I do have one more gig to attend, but only with interviewing duties. Sean and James should hopefully be reviewing the Kreator/Arch Enemy/Shining/Marty Friedman show before the turkey has settled in your stomachs.
So another wonderful year watching bands in a genre that people said was dead fifteen years ago. Trust me when I say that metal is alive, well and kicking such people very hard in the bollocks. When you consider that the bands I’ve seen touring this year range in age from a couple of years (such as The Raven Age) to in excess of thirty (Destruction), there’s proof that older bands have longevity while there is plenty of new blood coming through.

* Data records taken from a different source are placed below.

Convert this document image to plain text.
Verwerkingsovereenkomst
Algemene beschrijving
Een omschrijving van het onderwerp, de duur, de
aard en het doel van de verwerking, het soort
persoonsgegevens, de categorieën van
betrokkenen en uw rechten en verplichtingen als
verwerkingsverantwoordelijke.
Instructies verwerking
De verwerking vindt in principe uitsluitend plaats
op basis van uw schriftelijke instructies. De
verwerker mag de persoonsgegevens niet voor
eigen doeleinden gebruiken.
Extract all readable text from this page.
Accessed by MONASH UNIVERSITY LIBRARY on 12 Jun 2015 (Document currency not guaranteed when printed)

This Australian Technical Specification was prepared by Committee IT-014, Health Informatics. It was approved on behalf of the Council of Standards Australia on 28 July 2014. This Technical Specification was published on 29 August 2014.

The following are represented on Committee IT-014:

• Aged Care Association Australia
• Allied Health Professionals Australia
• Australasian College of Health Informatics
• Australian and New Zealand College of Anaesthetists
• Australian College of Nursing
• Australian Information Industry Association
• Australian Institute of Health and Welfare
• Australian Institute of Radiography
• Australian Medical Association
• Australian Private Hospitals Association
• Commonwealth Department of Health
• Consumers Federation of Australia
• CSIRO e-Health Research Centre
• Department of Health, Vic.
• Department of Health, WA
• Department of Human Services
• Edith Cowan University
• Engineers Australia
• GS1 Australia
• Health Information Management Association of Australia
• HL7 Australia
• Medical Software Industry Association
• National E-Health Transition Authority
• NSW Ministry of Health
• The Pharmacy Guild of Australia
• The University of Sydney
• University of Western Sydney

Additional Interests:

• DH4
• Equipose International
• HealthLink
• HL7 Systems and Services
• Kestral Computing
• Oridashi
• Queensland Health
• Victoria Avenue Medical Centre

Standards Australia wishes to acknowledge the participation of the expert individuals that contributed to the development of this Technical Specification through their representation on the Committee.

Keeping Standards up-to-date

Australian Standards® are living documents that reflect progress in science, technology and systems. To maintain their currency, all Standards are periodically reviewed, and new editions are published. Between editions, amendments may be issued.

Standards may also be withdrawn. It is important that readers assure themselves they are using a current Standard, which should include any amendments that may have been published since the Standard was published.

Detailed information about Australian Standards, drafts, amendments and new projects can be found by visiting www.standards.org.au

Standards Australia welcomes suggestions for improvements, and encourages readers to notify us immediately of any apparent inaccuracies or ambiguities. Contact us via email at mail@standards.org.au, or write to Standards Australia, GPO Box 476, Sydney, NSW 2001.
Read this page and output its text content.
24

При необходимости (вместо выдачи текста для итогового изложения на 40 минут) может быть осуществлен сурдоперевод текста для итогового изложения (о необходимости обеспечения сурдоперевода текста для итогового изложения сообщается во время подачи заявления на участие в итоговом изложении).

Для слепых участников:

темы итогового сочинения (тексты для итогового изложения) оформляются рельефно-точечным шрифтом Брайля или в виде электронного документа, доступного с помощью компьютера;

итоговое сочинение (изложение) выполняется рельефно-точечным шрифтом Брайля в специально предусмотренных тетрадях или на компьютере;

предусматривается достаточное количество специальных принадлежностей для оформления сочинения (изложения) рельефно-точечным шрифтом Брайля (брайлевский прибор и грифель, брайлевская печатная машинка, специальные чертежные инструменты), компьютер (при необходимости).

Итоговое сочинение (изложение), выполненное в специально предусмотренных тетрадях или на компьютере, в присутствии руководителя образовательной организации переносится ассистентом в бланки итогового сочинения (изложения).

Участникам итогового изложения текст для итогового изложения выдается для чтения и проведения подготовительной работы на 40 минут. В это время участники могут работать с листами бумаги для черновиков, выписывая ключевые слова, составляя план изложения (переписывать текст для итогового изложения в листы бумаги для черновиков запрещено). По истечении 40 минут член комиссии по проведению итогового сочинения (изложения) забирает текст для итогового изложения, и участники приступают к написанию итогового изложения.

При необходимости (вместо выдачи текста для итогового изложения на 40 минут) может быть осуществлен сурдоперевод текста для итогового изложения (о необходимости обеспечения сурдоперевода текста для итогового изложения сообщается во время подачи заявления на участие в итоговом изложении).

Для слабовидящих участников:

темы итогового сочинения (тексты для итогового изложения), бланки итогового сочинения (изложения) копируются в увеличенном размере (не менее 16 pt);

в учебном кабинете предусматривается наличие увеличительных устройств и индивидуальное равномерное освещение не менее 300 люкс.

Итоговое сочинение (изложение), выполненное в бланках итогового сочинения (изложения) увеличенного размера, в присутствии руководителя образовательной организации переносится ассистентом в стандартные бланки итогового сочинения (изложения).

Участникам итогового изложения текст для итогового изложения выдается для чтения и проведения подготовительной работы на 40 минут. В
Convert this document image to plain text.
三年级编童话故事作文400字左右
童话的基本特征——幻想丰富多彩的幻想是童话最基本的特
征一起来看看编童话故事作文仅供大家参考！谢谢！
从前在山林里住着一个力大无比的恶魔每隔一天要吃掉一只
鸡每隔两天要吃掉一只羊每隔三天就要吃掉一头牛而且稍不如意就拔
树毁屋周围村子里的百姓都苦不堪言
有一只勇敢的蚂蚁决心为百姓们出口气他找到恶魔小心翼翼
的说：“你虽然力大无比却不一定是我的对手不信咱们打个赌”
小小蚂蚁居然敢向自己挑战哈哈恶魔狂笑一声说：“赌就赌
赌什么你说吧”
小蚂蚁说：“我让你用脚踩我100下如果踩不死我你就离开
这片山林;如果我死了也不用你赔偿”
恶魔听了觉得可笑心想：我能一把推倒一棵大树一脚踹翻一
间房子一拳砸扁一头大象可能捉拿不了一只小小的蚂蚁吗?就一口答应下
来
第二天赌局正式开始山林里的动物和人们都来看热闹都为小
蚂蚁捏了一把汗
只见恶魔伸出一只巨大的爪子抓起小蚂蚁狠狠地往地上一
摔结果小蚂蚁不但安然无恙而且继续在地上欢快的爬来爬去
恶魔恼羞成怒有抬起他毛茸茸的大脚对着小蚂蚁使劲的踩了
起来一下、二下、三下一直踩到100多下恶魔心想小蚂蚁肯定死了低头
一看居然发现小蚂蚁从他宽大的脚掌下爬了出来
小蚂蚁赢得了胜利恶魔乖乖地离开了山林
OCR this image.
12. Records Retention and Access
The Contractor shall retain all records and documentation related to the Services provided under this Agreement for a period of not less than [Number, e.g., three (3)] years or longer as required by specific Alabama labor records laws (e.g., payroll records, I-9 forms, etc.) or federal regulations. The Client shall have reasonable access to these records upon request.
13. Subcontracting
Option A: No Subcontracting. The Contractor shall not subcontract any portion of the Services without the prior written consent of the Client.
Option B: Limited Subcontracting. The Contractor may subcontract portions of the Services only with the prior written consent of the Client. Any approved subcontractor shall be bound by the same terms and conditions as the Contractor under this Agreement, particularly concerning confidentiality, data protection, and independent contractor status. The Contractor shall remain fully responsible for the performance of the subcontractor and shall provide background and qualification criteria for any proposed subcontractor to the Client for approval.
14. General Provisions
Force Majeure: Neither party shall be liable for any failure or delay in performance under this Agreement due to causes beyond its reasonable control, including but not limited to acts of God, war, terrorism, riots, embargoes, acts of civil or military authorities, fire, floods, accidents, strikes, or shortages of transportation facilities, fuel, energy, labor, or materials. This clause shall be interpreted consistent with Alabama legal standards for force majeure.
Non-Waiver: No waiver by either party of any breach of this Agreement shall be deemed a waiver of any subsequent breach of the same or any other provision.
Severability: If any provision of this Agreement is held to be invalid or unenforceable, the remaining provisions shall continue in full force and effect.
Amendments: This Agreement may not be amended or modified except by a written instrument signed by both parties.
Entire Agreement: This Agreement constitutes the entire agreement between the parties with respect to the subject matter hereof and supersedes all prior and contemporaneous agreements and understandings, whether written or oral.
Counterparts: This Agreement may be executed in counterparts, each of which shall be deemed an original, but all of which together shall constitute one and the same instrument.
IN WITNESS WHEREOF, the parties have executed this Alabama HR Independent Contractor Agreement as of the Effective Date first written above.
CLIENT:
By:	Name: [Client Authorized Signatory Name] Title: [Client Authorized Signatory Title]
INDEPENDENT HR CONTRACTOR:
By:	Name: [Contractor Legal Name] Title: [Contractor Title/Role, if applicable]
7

The sheer variety is something to behold as well. Patent Pending to Machine Head to Evil Invaders to Andrew W.K. to Eluveitie to Alestorm… rock and metal caters to a huge audience and there’s no shortage of tours for next year already announced. Not just the big, stupidly-priced ones (AC/DC and your exorbitant £75 tickets, I’m looking at you), but smaller, more affordable ones which you should be checking out as well. Wolf, Halestorm and Conan have already published dates as have many others.
Going through the list above, I was conscious that I should be picking my bet gig or gigs of the year but now I’m at the end I just can’t. The things that stand out are actually the disappointments – such as the shitty sound for ToaDM / Airbourne at the Hydro – whereas the individual performances and shows have all been so enjoyable in such a variety of ways that it’s unfair to compare them. Machine Head were just incredible at both shows, Patent Pending blew me away twice and Suburban Legends did the same, a did Delain and Black Stone Cherry. So the bands I saw twice were consistent!
Alestorm headlined what was probably the best party of the year, I finally got to see Skalmold, Arkona opened my eyes as a new (to me) act, Tyr were worth the wait, Sabaton continue to entertain, Hatebreed will never let it die, Five Finger Death Bunch made me wish I’d got into them much earlier than I did… I could go on.
But I won’t.
I hope you’ve all had as great a musical 2014 as I have. Keep supporting the bands you love by going to see them and buying all their shit. Keep turning up for the supports. Keep reading. And keep the metal faith!